# puppy food/adult food



## teetee (Aug 25, 2011)

I am noticing that my local stores that carry Orijen, Wellness, and Fromm only have the "adult" bag. Should I specifically feed the puppy a puppy food, that may be a silly question but I see a lot of talk about these brands on here and i want to make sure I get what's right for an 8 week old...


----------



## jesuschick (Dec 5, 2010)

If there is a puppy option, I would feed puppy until 6-12 months. Fromms has several "all life stages" foods. I fed Surf and Turf. They can be fed from weaning through adulthood and the varieties are interchangeable without tummy upset or transitioning.
The brands you have chosen are excellent. I'd add water to whichever I fed.
Oh, also, Orijen puppy is a pretty large kibble. Hope, at 1.5 lbs. had NO issue eating it but some people seem surprised by the size. The Fromms kibble is really small.


----------



## teetee (Aug 25, 2011)

jesuschick said:


> If there is a puppy option, I would feed puppy until 6-12 months. Fromms has several "all life stages" foods. I fed Surf and Turf. They can be fed from weaning through adulthood and the varieties are interchangeable without tummy upset or transitioning.
> The brands you have chosen are excellent. I'd add water to whichever I fed.
> Oh, also, Orijen puppy is a pretty large kibble. Hope, at 1.5 lbs. had NO issue eating it but some people seem surprised by the size.

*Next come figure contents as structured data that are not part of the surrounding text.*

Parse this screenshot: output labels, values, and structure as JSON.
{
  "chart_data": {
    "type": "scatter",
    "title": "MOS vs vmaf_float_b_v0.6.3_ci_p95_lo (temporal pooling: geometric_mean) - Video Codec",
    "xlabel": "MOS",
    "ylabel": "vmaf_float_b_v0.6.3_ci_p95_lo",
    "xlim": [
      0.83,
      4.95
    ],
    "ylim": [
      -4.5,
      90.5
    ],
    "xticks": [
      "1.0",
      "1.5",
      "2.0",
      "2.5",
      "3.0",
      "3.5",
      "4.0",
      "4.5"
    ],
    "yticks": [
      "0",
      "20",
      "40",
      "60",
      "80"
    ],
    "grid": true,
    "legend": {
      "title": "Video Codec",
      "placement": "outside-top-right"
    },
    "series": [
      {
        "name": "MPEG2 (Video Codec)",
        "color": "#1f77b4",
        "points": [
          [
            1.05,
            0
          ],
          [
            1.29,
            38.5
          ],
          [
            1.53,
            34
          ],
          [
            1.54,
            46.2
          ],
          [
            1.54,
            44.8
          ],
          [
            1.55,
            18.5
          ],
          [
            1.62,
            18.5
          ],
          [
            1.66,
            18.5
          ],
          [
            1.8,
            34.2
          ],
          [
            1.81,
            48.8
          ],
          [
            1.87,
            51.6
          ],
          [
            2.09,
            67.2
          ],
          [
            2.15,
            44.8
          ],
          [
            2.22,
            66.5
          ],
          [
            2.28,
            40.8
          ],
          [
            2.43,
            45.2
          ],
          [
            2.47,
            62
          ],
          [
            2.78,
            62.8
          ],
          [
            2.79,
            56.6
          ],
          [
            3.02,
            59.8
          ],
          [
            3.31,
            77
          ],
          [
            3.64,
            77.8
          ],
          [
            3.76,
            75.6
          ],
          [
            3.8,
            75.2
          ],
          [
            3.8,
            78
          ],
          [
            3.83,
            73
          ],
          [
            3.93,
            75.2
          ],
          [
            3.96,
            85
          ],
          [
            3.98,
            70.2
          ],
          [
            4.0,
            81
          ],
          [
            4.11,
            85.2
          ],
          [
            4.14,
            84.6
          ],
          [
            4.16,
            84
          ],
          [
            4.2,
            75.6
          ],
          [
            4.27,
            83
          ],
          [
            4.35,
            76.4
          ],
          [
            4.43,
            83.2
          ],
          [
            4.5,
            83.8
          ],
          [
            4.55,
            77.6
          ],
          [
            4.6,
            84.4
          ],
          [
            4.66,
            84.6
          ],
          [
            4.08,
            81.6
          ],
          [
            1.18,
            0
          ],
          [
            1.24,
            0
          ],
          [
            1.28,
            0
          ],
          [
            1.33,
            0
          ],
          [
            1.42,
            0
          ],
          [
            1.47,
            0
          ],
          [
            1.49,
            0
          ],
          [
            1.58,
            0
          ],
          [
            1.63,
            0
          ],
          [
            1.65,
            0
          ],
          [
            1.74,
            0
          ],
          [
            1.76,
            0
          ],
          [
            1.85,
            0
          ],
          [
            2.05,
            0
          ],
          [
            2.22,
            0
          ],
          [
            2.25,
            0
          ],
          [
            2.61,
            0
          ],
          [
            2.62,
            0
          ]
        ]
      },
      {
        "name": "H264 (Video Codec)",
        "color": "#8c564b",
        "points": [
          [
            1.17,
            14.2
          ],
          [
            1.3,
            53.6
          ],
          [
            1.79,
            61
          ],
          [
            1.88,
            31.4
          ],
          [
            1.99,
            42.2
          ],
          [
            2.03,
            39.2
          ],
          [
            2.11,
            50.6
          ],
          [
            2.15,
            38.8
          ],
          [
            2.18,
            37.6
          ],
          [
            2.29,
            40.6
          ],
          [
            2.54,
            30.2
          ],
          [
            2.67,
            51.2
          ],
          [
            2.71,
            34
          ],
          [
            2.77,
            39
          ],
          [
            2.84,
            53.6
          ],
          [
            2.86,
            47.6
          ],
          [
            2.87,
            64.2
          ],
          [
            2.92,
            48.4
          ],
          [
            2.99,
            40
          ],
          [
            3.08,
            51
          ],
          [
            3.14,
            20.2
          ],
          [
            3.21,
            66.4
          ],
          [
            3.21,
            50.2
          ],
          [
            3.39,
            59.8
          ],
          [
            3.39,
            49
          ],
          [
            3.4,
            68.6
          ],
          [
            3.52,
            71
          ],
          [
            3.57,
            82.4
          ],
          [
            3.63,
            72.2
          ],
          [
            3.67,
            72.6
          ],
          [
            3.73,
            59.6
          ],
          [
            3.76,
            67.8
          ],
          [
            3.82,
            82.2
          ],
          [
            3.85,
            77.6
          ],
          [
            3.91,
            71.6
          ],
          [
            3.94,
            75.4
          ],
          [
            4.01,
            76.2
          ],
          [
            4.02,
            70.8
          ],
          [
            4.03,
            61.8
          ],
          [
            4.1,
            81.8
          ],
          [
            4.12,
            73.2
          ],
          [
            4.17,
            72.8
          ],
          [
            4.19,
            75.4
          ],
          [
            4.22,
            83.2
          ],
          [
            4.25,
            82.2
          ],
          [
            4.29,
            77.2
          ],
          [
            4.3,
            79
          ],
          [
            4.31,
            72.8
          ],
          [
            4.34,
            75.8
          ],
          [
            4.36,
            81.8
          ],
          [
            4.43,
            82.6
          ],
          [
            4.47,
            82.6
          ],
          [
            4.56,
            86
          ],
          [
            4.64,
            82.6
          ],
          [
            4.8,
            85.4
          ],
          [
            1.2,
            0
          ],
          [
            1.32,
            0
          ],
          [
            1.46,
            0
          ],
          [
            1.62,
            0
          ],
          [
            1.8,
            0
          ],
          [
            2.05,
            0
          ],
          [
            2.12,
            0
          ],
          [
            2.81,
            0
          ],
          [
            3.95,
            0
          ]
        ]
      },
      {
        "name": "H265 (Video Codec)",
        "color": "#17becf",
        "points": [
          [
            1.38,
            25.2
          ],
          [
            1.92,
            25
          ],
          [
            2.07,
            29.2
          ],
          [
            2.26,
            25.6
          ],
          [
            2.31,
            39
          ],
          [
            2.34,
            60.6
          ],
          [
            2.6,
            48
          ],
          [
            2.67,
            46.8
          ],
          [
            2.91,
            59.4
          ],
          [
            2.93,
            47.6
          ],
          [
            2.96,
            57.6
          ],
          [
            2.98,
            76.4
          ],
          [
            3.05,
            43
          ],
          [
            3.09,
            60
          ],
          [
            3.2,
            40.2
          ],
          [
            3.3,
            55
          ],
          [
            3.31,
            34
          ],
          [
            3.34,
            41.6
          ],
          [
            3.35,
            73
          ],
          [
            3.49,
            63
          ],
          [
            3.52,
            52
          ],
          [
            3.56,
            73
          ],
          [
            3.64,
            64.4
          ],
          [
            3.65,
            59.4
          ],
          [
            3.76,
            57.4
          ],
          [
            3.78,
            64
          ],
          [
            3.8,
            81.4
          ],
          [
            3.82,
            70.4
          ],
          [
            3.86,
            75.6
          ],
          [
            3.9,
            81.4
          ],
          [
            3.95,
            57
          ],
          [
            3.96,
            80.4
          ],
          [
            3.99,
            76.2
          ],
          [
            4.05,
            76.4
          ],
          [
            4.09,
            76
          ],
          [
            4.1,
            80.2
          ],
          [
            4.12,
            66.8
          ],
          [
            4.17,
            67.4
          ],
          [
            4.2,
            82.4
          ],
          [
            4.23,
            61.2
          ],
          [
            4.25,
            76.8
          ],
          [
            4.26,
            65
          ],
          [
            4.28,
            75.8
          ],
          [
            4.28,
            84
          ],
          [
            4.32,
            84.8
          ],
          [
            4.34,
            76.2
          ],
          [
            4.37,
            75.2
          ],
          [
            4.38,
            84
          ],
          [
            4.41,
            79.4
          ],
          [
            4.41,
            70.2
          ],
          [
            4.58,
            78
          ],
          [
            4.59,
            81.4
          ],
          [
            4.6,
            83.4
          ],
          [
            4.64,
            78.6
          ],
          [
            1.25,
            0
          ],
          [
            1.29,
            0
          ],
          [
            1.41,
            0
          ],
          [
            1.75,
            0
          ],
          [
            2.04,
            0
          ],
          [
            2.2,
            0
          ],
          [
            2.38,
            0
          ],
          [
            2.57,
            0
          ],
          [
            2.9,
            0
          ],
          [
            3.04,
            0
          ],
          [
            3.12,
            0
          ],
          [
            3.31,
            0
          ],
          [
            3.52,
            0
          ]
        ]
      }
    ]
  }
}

The Fromms kibble is really small.


i found fromm's surf and turf here, as long as it's all life stages, it will be fine for a 8 week old u think?


----------



## 20887 (Mar 16, 2011)

As long as the food is all life stages, it is fine for puppies. You just feed more to a puppy than you would for an adult.

Most Fromm/Orijen flavors are "all life stages".


----------